Il est important de mieux comprendre ce qui se passe dans les différents pays africains, au niveau des académies mais aussi dans d’autres espaces où mémoire sociale et histoire se confrontent, et comment les facteurs politiques, idéologiques, économiques et linguistiques interfèrent dans cette réalité. Dans le cas des anciennes colonies portugaises, qui fêteront bientôt leurs 50 ans d'indépendance, il existe des facteurs supplémentaires, tels que la fin tardive de la domination coloniale et le retard de l'historiographie sur l'Afrique jusqu'à il y a quelques décennies, tant au Portugal qu'au Brésil. Malgré les progrès actuels, une partie importante de la bibliographie essentielle à l’étude de l’histoire du monde, et du continent africain en particulier, n’est pas disponible en portugais.

Ce numéro spécial de Práticas da História souhaite recevoir des contributions, faisant référence aux contextes africains coloniaux et postcoloniaux, qui explorent, questionnent et/ou réfléchissent sur des aspects tels que :

- L'(im)possibilité d'une autonomie épistémologique des Universités africaines : débats et inquiétudes autour des Cours, Curricula et Programmes d'Histoire.

- Le rapport entre le discours historique validé par les institutions scientifiques et d'autres formes de mémoire sociale et collective, généralement ignorées dans les établissements d'enseignement, malgré leur importance sociale.

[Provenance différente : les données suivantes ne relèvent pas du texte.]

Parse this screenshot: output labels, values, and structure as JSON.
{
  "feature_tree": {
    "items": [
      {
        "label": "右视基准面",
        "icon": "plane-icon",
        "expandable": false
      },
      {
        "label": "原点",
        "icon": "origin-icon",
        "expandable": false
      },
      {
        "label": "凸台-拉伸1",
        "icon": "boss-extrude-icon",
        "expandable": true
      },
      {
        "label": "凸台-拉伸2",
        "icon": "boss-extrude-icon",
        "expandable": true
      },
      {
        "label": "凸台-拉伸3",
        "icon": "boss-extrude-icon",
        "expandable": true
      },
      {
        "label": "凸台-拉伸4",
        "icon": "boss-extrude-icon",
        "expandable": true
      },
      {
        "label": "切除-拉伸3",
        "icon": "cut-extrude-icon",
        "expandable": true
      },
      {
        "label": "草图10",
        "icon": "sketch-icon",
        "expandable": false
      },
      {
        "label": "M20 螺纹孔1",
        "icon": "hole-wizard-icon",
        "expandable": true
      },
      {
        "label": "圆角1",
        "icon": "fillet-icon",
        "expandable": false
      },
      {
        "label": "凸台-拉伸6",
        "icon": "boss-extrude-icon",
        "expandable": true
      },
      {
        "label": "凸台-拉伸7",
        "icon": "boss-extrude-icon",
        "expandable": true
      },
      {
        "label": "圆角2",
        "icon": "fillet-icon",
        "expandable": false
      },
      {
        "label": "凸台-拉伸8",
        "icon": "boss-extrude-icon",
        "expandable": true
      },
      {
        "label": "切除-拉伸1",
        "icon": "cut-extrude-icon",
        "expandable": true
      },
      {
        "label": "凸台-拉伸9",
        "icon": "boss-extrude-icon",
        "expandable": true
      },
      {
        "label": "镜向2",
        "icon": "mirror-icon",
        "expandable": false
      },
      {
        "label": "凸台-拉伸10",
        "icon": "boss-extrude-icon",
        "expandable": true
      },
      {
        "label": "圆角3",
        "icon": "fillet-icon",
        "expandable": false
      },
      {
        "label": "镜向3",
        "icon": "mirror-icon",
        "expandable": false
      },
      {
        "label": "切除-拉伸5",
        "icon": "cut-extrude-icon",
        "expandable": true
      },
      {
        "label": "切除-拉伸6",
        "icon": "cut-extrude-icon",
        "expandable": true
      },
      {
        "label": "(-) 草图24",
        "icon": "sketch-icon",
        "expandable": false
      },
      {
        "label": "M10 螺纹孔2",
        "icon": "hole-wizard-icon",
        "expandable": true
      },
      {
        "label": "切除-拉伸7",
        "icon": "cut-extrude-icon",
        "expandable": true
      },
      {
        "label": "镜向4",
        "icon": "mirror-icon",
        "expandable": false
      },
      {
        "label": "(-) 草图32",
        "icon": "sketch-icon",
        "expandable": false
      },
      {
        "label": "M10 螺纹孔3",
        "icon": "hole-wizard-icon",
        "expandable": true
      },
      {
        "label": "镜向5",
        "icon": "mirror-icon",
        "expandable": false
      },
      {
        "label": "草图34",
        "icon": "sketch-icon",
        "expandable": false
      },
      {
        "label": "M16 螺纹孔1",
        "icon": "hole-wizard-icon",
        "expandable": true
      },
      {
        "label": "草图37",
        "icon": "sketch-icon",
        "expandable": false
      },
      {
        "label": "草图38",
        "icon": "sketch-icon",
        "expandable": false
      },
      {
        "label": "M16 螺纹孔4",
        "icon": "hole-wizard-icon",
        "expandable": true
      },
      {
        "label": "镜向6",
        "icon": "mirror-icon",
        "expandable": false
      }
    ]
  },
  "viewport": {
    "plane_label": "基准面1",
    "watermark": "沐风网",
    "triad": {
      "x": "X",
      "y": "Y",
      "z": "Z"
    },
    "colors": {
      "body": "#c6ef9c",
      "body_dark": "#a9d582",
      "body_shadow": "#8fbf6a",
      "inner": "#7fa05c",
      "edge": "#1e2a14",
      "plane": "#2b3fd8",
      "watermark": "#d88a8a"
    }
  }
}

- La manière dont la mémoire, l'histoire et les politiques contemporaines des États nationaux africains se croisent dans les espaces de débat et de production de connaissances, sur le continent et au-delà.

- La pénétration et l'impact sur l'historiographie des humanités numériques - et les possibilités et difficultés, dans le contexte africain, d'articuler l'enseignement de l'Histoire avec le monde de l'information numérique.

- La place et l'apport de l'historiographie et de l'enseignement de l'Histoire dans la construction de la mémoire en Afrique, en considérant les relations multiples entre les constructions des discours historiographiques, les espaces publics et la sphère publique.

- Politiques de construction d'archives, de bibliothèques publiques et d'autres infrastructures, ainsi que de constitution, de diffusion et d'accès aux fonds et aux collections, condition des processus démocratiques de construction des mémoires publiques.

- Les relations entre historiographie africaine et historiographie africaniste - réseaux, internationalisme, questions de pouvoir, marchés de l'édition et leurs impacts.

- La construction et l'enseignement des « histoires nationales » face au risque d'interprétations téléologiques et anachroniques, projetant les frontières actuelles dans le passé.

- L'utilisation du passé (connu, imaginé, manipulé) par différents acteurs sociaux (partis politiques, syndicats, églises, groupes et mouvements sociaux, individus et collectifs de citoyens ou autres) comme lieu de confrontation, de contradiction et de légitimation.

Les propositions (maximum 500 mots) doivent être envoyées avant le 31 juillet à praticashistoria@gmail.com, accompagnées d'une courte note biographique du ou des auteurs. Votre acceptation ou votre refus sera communiqué jusqu'au 10 septembre. Les articles des propositions acceptées doivent être soumis avant le 15 décembre. Les contributions sont acceptées en portugais, anglais, espagnol et français.